🤖 AI Summary
This work addresses the challenge of enabling robots in open-world environments to autonomously convert executed or observed behaviors into reusable local knowledge without over-relying on repeated interactions with large language models (LLMs). The paper introduces the first LLM-driven closed-loop autonomous learning framework, which first consults a local skill library to determine task feasibility. If no applicable skill exists, the system leverages the LLM for high-level reasoning to guide task decomposition, model selection, data collection, and execution. New strategies are learned from both self-execution and active observation, and upon validation, effective ones are permanently integrated into the local library. This approach enables continuous conversion of experience into reusable local capabilities, substantially reducing LLM invocation frequency. Experiments show that for repeated tasks, average execution time decreases from 7.78 to 6.78 seconds, and LLM calls drop from 1.0 to 0.2 per task.
📝 Abstract
Autonomous robots operating in open environments need the ability to continuously handle tasks that are not covered by predefined local methods. However, existing approaches often rely on repeated large-language-model (LLM) interaction for uncovered tasks, and even successful executions or observed successful external behaviors are not always autonomously transformed into reusable local knowledge. In this paper, we propose an LLM-driven closed-loop autonomous learning framework for robots facing uncovered tasks in open environments. The proposed framework first retrieves the local method library to determine whether a reusable solution already exists for the current task or observed event. If no suitable method is found, it triggers an autonomous learning process in which the LLM serves as a high-level reasoning component for task analysis, candidate model selection, data collection planning, and execution or observation strategy organization. The robot then learns from both self-execution and active observation, performs quasi-real-time training and adjustment, and consolidates the validated result into the local method library for future reuse.

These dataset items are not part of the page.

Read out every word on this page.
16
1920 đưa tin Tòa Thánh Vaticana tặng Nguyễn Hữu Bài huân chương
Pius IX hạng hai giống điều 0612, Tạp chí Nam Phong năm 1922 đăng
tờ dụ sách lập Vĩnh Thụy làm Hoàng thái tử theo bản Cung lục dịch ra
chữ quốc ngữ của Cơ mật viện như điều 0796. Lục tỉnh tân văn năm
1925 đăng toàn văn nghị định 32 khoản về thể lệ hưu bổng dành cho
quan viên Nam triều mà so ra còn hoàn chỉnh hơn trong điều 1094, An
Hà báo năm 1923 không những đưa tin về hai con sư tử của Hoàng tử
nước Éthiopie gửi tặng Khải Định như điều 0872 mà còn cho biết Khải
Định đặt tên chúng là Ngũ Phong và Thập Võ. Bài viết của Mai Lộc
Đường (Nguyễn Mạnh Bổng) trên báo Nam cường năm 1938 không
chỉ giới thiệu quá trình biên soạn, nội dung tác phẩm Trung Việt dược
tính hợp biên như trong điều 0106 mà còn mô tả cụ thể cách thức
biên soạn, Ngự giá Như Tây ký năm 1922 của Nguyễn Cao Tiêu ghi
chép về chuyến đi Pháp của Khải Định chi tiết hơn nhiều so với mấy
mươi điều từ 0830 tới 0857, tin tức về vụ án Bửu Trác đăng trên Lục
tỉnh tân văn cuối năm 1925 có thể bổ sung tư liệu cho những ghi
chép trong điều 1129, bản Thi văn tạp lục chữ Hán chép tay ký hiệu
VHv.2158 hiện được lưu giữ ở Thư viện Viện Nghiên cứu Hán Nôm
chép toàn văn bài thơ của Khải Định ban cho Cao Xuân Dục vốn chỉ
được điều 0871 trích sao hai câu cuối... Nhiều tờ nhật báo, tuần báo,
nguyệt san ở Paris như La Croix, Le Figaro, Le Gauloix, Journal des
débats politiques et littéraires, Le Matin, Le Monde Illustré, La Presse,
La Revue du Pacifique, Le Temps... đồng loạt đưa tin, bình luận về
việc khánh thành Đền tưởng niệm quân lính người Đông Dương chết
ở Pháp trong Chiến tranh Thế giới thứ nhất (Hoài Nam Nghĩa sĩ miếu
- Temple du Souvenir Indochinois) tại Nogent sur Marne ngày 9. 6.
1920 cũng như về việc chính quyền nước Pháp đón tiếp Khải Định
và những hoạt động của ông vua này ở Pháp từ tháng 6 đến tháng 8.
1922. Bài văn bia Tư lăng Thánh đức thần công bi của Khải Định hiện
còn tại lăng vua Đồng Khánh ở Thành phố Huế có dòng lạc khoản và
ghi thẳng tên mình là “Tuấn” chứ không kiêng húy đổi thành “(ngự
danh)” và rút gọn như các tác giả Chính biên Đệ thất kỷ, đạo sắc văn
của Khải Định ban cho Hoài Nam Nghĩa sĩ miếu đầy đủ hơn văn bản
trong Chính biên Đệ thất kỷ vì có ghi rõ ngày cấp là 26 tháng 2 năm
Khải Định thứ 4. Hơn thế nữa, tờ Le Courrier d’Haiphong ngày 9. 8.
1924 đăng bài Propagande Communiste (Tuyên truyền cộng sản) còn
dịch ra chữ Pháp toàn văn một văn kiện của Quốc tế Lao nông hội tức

Through this recurring closed-loop process, the robot gradually converts both execution-derived and observation-derived experience into reusable local capability while reducing future dependence on repeated external LLM interaction. Results show that the proposed framework reduces execution time and LLM dependence in both repeated-task self-execution and observation-driven settings, for example reducing the average total execution time from 7.7772s to 6.7779s and the average number of LLM calls per task from 1.0 to 0.2 in the repeated-task self-execution experiments.